One can say, he suggests, that “the fabric of health care [in Russia]
has been destroyed.”
“Ignoring this fact is irresponsible
and criminal,” Krutelyov says. Indeed, “the medical-biological catastrophe has
gone beyond the limits of the problems of medical and biological science and
become a social, economic, political, demographic and worldview problem” that
must be addressed.
Unfortunately, he argues, Russian
medicine is moving in the wrong direction. It is more concerned about earning
money by prescribing medications and procedures than about health and it is
supported by a government that backs the treatment of symptoms of illness
rather than promotes good health by timely intervention and cures.
Krustelyov concludes his description
of the medical and hence demographic ills of the Russian people with the
following words: “On one-seventh of the surface of the earth, everything has
been destroyed without war” by officials, doctors and businesses uninterested
in Russia’s future.
Russia has become “a jail, the
country a crematorium and a cemetery. ‘You are still alive?’” such officials
and doctors ask the population. “’Then
we will come to you!’” and solve that problem.

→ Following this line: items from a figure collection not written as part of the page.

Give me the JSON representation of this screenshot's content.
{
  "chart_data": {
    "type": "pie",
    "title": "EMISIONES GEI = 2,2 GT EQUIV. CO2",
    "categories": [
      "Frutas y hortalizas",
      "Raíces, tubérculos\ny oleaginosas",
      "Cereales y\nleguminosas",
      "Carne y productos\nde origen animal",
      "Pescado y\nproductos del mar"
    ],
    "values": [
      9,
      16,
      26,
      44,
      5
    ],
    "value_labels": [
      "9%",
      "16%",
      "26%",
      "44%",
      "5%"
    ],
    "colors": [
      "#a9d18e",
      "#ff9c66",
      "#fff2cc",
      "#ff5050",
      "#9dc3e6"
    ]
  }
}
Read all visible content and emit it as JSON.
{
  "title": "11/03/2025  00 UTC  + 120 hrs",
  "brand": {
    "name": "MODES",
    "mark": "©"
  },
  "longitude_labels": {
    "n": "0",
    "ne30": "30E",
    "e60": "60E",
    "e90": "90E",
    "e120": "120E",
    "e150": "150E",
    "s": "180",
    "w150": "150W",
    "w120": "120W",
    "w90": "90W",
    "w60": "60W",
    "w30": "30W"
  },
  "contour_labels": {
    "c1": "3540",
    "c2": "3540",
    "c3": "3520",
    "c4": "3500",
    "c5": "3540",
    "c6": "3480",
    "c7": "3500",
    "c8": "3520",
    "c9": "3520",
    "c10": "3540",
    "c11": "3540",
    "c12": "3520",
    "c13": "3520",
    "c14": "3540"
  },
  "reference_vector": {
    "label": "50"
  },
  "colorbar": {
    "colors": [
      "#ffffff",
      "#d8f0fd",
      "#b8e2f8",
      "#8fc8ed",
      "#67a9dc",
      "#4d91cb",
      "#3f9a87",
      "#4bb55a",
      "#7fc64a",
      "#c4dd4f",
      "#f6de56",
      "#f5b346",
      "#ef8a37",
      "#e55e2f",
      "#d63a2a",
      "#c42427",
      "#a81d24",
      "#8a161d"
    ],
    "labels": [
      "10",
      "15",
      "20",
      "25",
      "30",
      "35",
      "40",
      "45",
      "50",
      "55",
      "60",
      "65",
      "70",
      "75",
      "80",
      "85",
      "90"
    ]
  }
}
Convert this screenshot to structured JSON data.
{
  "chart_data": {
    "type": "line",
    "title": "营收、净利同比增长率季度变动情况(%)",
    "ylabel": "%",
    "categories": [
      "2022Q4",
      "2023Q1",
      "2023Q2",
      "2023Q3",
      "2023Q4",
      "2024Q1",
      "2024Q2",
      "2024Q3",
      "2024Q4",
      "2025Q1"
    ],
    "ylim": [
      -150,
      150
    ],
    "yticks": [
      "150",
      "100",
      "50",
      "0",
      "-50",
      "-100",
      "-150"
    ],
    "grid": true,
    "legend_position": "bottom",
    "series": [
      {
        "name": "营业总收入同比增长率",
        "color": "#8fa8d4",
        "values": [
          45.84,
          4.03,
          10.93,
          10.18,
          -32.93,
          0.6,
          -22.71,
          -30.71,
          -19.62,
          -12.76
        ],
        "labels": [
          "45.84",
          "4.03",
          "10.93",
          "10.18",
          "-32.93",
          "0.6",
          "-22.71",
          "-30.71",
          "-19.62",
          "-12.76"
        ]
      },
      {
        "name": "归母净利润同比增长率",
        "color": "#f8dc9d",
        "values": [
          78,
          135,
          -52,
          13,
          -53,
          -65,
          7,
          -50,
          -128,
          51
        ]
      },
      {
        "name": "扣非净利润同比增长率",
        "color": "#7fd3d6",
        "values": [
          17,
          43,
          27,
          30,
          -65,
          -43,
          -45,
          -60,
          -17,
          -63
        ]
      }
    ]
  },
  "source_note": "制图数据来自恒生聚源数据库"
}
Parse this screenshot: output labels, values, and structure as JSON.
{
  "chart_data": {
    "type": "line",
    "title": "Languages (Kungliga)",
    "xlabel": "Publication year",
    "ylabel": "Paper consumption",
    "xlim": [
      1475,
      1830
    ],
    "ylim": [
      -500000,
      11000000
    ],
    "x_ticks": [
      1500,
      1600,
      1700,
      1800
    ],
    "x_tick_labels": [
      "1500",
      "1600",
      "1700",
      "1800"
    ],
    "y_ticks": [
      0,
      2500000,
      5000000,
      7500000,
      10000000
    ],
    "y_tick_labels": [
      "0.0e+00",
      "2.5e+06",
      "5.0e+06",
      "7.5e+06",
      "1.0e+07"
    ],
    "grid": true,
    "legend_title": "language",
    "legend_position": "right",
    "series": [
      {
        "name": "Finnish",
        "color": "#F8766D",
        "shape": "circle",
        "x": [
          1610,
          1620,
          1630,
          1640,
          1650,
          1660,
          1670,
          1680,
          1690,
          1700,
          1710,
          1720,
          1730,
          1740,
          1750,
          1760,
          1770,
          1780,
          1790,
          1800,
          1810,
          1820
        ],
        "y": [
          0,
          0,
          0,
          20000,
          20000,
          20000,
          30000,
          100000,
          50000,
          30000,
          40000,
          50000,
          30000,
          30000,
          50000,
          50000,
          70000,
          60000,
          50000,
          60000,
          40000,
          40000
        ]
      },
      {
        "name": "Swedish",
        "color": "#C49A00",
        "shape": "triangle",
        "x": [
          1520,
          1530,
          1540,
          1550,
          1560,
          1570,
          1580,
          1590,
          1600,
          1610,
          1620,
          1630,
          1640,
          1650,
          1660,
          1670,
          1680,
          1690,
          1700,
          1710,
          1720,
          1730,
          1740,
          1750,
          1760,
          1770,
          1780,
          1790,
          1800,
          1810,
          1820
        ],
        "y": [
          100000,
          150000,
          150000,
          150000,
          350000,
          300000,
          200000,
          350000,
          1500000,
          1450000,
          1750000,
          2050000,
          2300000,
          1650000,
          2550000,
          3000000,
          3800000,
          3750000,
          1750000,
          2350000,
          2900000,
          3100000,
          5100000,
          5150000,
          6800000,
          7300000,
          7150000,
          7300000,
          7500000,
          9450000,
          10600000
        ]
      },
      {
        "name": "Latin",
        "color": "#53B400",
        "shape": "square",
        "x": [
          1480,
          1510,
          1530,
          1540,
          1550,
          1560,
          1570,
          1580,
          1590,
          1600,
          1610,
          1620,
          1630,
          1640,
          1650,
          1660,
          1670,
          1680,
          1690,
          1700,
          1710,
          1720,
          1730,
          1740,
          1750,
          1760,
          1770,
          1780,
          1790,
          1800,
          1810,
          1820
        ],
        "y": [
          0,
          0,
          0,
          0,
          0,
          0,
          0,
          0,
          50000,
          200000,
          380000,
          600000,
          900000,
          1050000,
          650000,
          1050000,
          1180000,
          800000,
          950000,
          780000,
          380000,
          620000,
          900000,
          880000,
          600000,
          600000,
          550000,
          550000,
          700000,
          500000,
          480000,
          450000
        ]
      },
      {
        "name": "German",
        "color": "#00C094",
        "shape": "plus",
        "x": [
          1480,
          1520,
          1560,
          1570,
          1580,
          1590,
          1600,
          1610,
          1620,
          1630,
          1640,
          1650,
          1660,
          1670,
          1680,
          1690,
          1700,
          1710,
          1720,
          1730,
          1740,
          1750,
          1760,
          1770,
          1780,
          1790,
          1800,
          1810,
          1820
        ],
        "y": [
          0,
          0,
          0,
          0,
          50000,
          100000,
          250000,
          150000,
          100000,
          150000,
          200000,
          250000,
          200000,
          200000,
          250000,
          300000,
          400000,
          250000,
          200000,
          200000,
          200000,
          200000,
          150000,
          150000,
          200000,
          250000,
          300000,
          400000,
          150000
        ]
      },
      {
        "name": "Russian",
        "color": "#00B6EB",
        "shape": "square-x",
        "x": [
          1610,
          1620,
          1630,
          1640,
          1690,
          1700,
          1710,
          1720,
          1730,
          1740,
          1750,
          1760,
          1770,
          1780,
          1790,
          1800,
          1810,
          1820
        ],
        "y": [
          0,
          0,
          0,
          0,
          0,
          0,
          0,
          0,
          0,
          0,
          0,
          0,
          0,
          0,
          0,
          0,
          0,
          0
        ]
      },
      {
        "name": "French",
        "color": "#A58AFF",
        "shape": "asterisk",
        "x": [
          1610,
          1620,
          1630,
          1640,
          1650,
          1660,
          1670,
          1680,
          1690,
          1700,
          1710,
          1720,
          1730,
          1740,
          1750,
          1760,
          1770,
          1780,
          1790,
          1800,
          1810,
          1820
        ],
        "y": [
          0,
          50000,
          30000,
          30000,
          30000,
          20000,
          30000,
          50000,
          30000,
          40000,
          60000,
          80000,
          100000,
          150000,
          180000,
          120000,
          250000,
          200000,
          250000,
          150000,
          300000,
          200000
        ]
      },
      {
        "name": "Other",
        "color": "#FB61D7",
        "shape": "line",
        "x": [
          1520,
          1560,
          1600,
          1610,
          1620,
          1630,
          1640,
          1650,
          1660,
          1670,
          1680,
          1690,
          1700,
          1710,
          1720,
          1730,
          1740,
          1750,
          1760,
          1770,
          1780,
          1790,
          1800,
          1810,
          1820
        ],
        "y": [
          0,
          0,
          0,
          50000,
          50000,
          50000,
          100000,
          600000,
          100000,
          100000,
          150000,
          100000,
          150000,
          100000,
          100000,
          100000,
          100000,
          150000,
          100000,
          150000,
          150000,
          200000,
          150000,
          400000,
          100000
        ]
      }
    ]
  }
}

But many Russians may prefer to
listen to officials who provide a more upbeat assessment, including not only
those who say that the declining number of workers means that there is likely
to be less unemployment and the declining number of pensioners means that
workers won’t have to bear the burden they do in other countries.
However, one Russian official,
Svetlana Orlova, the governor of Vladimir Oblast, may have over-fulfilled the
Kremlin’s plan. She said last week that thanks to Vladimir Putin’s policies,
Russians “will live to 120 years of age,” nearly 50 more than they do today (zebra-tv.ru/novosti/vlast/orlova-skazala-chto-my-budem-zhit-do-120-let/).
“This is a reality,” not a dream,
she told a regional forum about life after 50 and “all the plusses of advanced
age. The number of elderly people “will inevitably
grow,” she said; and businesses must get ready to serve this growing market.
Orlova’s picture of the elderly may
not square with what many Russians see around them. According to her, she routinely sees citizens
aged 95 who “have a better member than those who are 50,” adding that Russians
can thank President Vladimir Putin for all such achievements.